Hacker News new | ask | show | jobs
by melted 3774 days ago
Microsoft spends over $1B/yr on maintaining and improving Bing. So yeah, search does cost a fortune if you want to do it reasonably well without relying on others for results. Not only do you have to crawl the web (with different frequencies depending on predicted frequency of content update, etc), you then have to rebuild the index continuously, with reasonable latency. To do all of that, you have to have indexing infrastructure, which in turns requires storage infrastructure, high performanc data processing infrastructure (Hadoop ain't gonna do it, ask Yahoo as to why), which in turn requires high performance networking (or your mapreduce-like workloads will collapse under their own weight), your own datacenter, and your own army of machine learning researchers, systems engineers, hardware engineers, networking engineers, devops, quality engineers (people who improve your scoring function), human eval, etc, etc, etc. If anything, $1B/yr seems to be quite low.
1 comments

> Microsoft spends over $1B/yr on maintaining and improving Bing. So yeah, search does cost a fortune

I doubt that figure, but even if it is true, you're still talking about a final product (not a new start up). It's a figure that includes things like marketing and insane web traffic. These are things that a new search engine would not have initially.

I'm not saying running a search engine is cheap. It's not. But the implication is that it's like the pharmaceutical industry where you need billions just to get in the game. It's not like that at all. In fact, there have been a few search engines which have tried to get in the game. Search engines like Cuil (anyone remember them?). They may have failed but that doesn't mean it's impossible. And it certainly doesn't take hundreds of millions of dollars to get started.

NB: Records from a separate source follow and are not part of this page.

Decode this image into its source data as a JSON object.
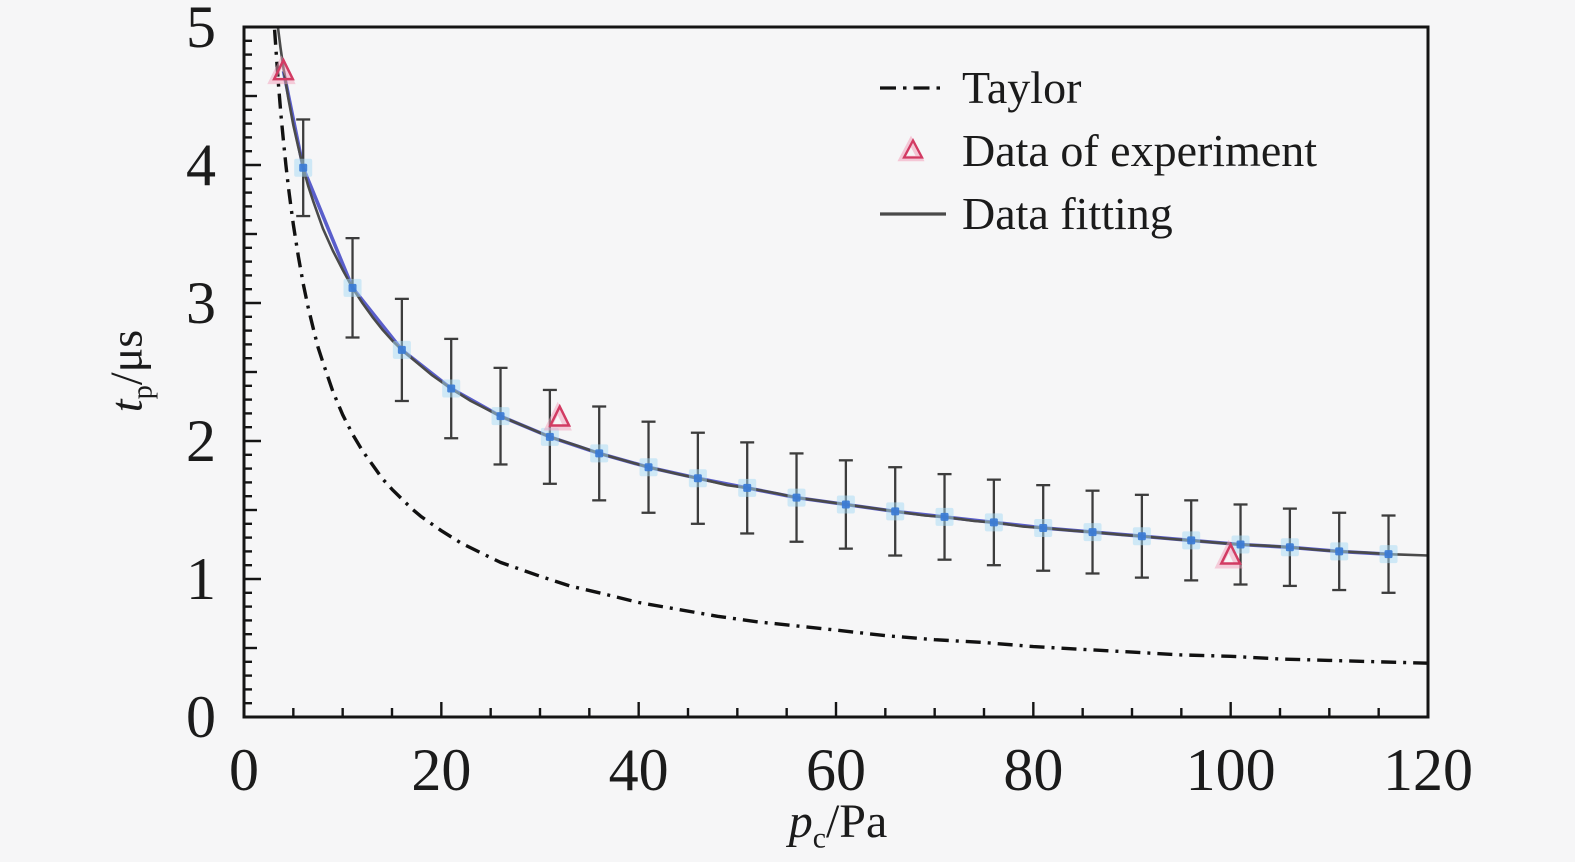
{
  "figure": {
    "background_color": "#f6f6f7",
    "axis_color": "#141414",
    "text_color": "#1b1b1b"
  },
  "chart_data": {
    "type": "line",
    "title": "",
    "xlabel": {
      "var": "p",
      "sub": "c",
      "rest": "/Pa",
      "full": "p_c/Pa"
    },
    "ylabel": {
      "var": "t",
      "sub": "p",
      "rest": "/μs",
      "full": "t_p/μs"
    },
    "xlim": [
      0,
      120
    ],
    "ylim": [
      0,
      5
    ],
    "x_ticks": [
      0,
      20,
      40,
      60,
      80,
      100,
      120
    ],
    "x_minor_step": 5,
    "y_ticks": [
      0,
      1,
      2,
      3,
      4,
      5
    ],
    "y_minor_step": 0.1,
    "grid": false,
    "legend_position": "upper right",
    "legend": [
      {
        "label": "Taylor",
        "sample": "dashdot-line",
        "color": "#111111"
      },
      {
        "label": "Data of experiment",
        "sample": "open-triangle",
        "color": "#d23b63"
      },
      {
        "label": "Data fitting",
        "sample": "solid-line",
        "color": "#4a4a4a"
      }
    ],
    "series": [
      {
        "name": "Taylor",
        "type": "line",
        "line_style": "dash-dot",
        "color": "#111111",
        "points": [
          [
            3.1,
            4.98
          ],
          [
            3.3,
            4.77
          ],
          [
            3.5,
            4.58
          ],
          [
            3.75,
            4.36
          ],
          [
            4,
            4.17
          ],
          [
            4.25,
            4.0
          ],
          [
            4.5,
            3.84
          ],
          [
            4.75,
            3.7
          ],
          [
            5,
            3.57
          ],
          [
            5.5,
            3.34
          ],
          [
            6,
            3.14
          ],
          [
            6.5,
            2.97
          ],
          [
            7,
            2.82
          ],
          [
            7.5,
            2.68
          ],
          [
            8,
            2.57
          ],
          [
            9,
            2.36
          ],
          [
            10,
            2.19
          ],
          [
            11,
            2.05
          ],
          [
            12,
            1.93
          ],
          [
            13,
            1.83
          ],
          [
            14,
            1.73
          ],
          [
            15,
            1.65
          ],
          [
            16,
            1.58
          ],
          [
            17,
            1.51
          ],
          [
            18,
            1.45
          ],
          [
            19,
            1.4
          ],
          [
            20,
            1.35
          ],
          [
            22,
            1.26
          ],
          [
            24,
            1.19
          ],
          [
            26,
            1.12
          ],
          [
            28,
            1.07
          ],
          [
            30,
            1.02
          ],
          [
            33,
            0.95
          ],
          [
            36,
            0.9
          ],
          [
            40,
            0.83
          ],
          [
            44,
            0.78
          ],
          [
            48,
            0.73
          ],
          [
            52,
            0.69
          ],
          [
            56,
            0.66
          ],
          [
            60,
            0.63
          ],
          [
            65,
            0.59
          ],
          [
            70,
            0.56
          ],
          [
            75,
            0.54
          ],
          [
            80,
            0.51
          ],
          [
            85,
            0.49
          ],
          [
            90,
            0.47
          ],
          [
            95,
            0.45
          ],
          [
            100,
            0.44
          ],
          [
            105,
            0.42
          ],
          [
            110,
            0.41
          ],
          [
            115,
            0.4
          ],
          [
            120,
            0.39
          ]
        ]
      },
      {
        "name": "Data of experiment",
        "type": "scatter",
        "marker": "open-triangle",
        "color": "#d23b63",
        "glow_color": "#f2a0bc",
        "points": [
          [
            4,
            4.68
          ],
          [
            32,
            2.17
          ],
          [
            100,
            1.17
          ]
        ]
      },
      {
        "name": "Data fitting",
        "type": "line+errorbar",
        "curve_color": "#4a4a4a",
        "data_line_color": "#5a5ecb",
        "marker_color": "#3a7bd5",
        "marker_halo_color": "#a6daf5",
        "errorbar_color": "#3c3c3c",
        "curve": [
          [
            3.44,
            5.0
          ],
          [
            3.7,
            4.85
          ],
          [
            4,
            4.7
          ],
          [
            4.5,
            4.48
          ],
          [
            5,
            4.29
          ],
          [
            5.5,
            4.13
          ],
          [
            6,
            3.98
          ],
          [
            6.5,
            3.85
          ],
          [
            7,
            3.74
          ],
          [
            7.5,
            3.64
          ],
          [
            8,
            3.54
          ],
          [
            9,
            3.38
          ],
          [
            10,
            3.24
          ],
          [
            11,
            3.11
          ],
          [
            12,
            3.0
          ],
          [
            13,
            2.9
          ],
          [
            14,
            2.81
          ],
          [
            15,
            2.73
          ],
          [
            16,
            2.66
          ],
          [
            17,
            2.6
          ],
          [
            18,
            2.54
          ],
          [
            19,
            2.48
          ],
          [
            20,
            2.43
          ],
          [
            21,
            2.38
          ],
          [
            23,
            2.29
          ],
          [
            26,
            2.18
          ],
          [
            29,
            2.09
          ],
          [
            31,
            2.03
          ],
          [
            34,
            1.96
          ],
          [
            36,
            1.91
          ],
          [
            39,
            1.85
          ],
          [
            41,
            1.81
          ],
          [
            44,
            1.76
          ],
          [
            46,
            1.73
          ],
          [
            49,
            1.68
          ],
          [
            51,
            1.66
          ],
          [
            54,
            1.62
          ],
          [
            56,
            1.59
          ],
          [
            59,
            1.56
          ],
          [
            61,
            1.54
          ],
          [
            64,
            1.51
          ],
          [
            66,
            1.49
          ],
          [
            69,
            1.46
          ],
          [
            71,
            1.45
          ],
          [
            74,
            1.42
          ],
          [
            76,
            1.41
          ],
          [
            79,
            1.38
          ],
          [
            81,
            1.37
          ],
          [
            84,
            1.35
          ],
          [
            86,
            1.34
          ],
          [
            89,
            1.32
          ],
          [
            91,
            1.31
          ],
          [
            94,
            1.29
          ],
          [
            96,
            1.28
          ],
          [
            99,
            1.26
          ],
          [
            101,
            1.25
          ],
          [
            104,
            1.24
          ],
          [
            106,
            1.23
          ],
          [
            109,
            1.21
          ],
          [
            111,
            1.2
          ],
          [
            114,
            1.19
          ],
          [
            116,
            1.18
          ],
          [
            120,
            1.17
          ]
        ],
        "data_line": [
          [
            4,
            4.68
          ],
          [
            6,
            3.98
          ],
          [
            11,
            3.11
          ],
          [
            16,
            2.66
          ],
          [
            21,
            2.38
          ],
          [
            26,
            2.18
          ],
          [
            31,
            2.03
          ],
          [
            36,
            1.91
          ],
          [
            41,
            1.81
          ],
          [
            46,
            1.73
          ],
          [
            51,
            1.66
          ],
          [
            56,
            1.59
          ],
          [
            61,
            1.54
          ],
          [
            66,
            1.49
          ],
          [
            71,
            1.45
          ],
          [
            76,
            1.41
          ],
          [
            81,
            1.37
          ],
          [
            86,
            1.34
          ],
          [
            91,
            1.31
          ],
          [
            96,
            1.28
          ],
          [
            101,
            1.25
          ],
          [
            106,
            1.23
          ],
          [
            111,
            1.2
          ],
          [
            116,
            1.18
          ]
        ],
        "points": [
          [
            6,
            3.98
          ],
          [
            11,
            3.11
          ],
          [
            16,
            2.66
          ],
          [
            21,
            2.38
          ],
          [
            26,
            2.18
          ],
          [
            31,
            2.03
          ],
          [
            36,
            1.91
          ],
          [
            41,
            1.81
          ],
          [
            46,
            1.73
          ],
          [
            51,
            1.66
          ],
          [
            56,
            1.59
          ],
          [
            61,
            1.54
          ],
          [
            66,
            1.49
          ],
          [
            71,
            1.45
          ],
          [
            76,
            1.41
          ],
          [
            81,
            1.37
          ],
          [
            86,
            1.34
          ],
          [
            91,
            1.31
          ],
          [
            96,
            1.28
          ],
          [
            101,
            1.25
          ],
          [
            106,
            1.23
          ],
          [
            111,
            1.2
          ],
          [
            116,
            1.18
          ]
        ],
        "yerr": [
          0.35,
          0.36,
          0.37,
          0.36,
          0.35,
          0.34,
          0.34,
          0.33,
          0.33,
          0.33,
          0.32,
          0.32,
          0.32,
          0.31,
          0.31,
          0.31,
          0.3,
          0.3,
          0.29,
          0.29,
          0.28,
          0.28,
          0.28
        ]
      }
    ]
  }
}
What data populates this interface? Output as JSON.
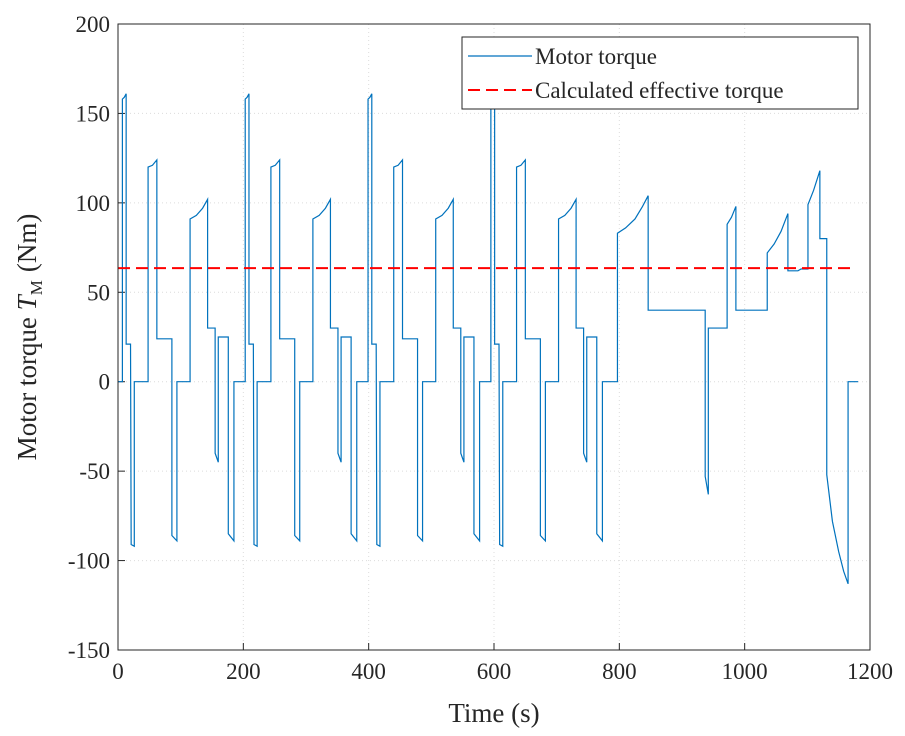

Insane web traffic doesn't actually cost you much. Au contraire, my friend, it brings in the dough. What costs you money is the long tail, those deep, obscure searches which you have to answer to be perceived a worthwhile competitor to e.g. Google. To answer the long tail yourself you must have it in the index, which makes for a _very_ big index. And then you also have to figure out how to get the relevant results out of there in a hundred milliseconds (or 50ms if you're Google, and you have instant search), and update all that goodness to keep it fresh, so that it doesn't take three months for new pages to appear. If you think this wouldn't cost much to a startup, you don't know much about search.

And you don't need to doubt that figure, Microsoft discloses it in its financial results.